Getting acquired can be a mixed bag for employees. On the one hand, employees might be able to cash out their equity for profit. And being part of a larger organization can bring new resources, career growth opportunities, and stability.
On the other hand, acquisitions can lead to layoffs, especially if the companies’ roles and functions overlap. Cultures might clash, leadership could change, and the business might lose some of that startup spirit that attracted people to the company in the first place.
How Do You Announce a Change of Ownership?
Announcing a change of ownership can be a sensitive issue for employees, customers, or partners, so handle it with care, empathy, and respect for all stakeholders involved, including employees, customers, and partners. With the right approach, a change of ownership can be a positive turning point for your company.
- Plan: Make sure you have a clear plan for the announcement, including who will make the announcement, when it will be made, and how it will be communicated.

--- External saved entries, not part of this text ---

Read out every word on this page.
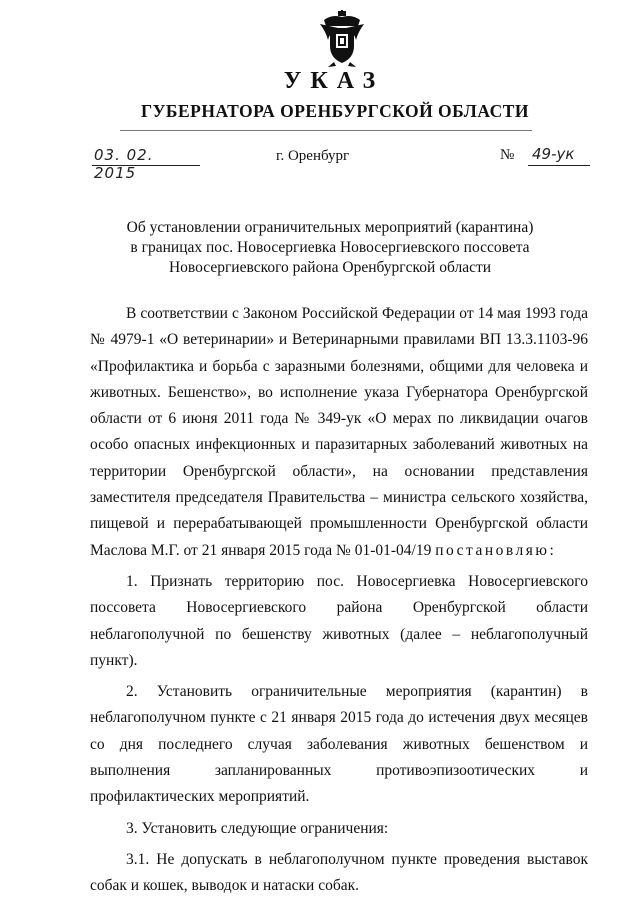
УКАЗ
ГУБЕРНАТОРА ОРЕНБУРГСКОЙ ОБЛАСТИ
03. 02. 2015
г. Оренбург	№ 49-ук
Об установлении ограничительных мероприятий (карантина)
в границах пос. Новосергиевка Новосергиевского поссовета
Новосергиевского района Оренбургской области

В соответствии с Законом Российской Федерации от 14 мая 1993 года № 4979-1 «О ветеринарии» и Ветеринарными правилами ВП 13.3.1103-96 «Профилактика и борьба с заразными болезнями, общими для человека и животных. Бешенство», во исполнение указа Губернатора Оренбургской области от 6 июня 2011 года № 349-ук «О мерах по ликвидации очагов особо опасных инфекционных и паразитарных заболеваний животных на территории Оренбургской области», на основании представления заместителя председателя Правительства – министра сельского хозяйства, пищевой и перерабатывающей промышленности Оренбургской области Маслова М.Г. от 21 января 2015 года № 01-01-04/19 постановляю:

1. Признать территорию пос. Новосергиевка Новосергиевского поссовета Новосергиевского района Оренбургской области неблагополучной по бешенству животных (далее – неблагополучный пункт).

2. Установить ограничительные мероприятия (карантин) в неблагополучном пункте с 21 января 2015 года до истечения двух месяцев со дня последнего случая заболевания животных бешенством и выполнения запланированных противоэпизоотических и профилактических мероприятий.

3. Установить следующие ограничения:

3.1. Не допускать в неблагополучном пункте проведения выставок собак и кошек, выводок и натаски собак.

- Draft a statement: Craft a clear statement that explains the change of ownership. Be sure to include any relevant details, such as the new owner’s name, background, and goals for the company.
- Choose the right channels: Decide on the best channels for communicating the announcement, such as a press release, social media post, or email to stakeholders.
- Be transparent: Be honest in your communication and address any concerns or questions that people may have.
- Follow up: After the announcement, follow up with stakeholders to answer any questions, address concerns, and provide additional information.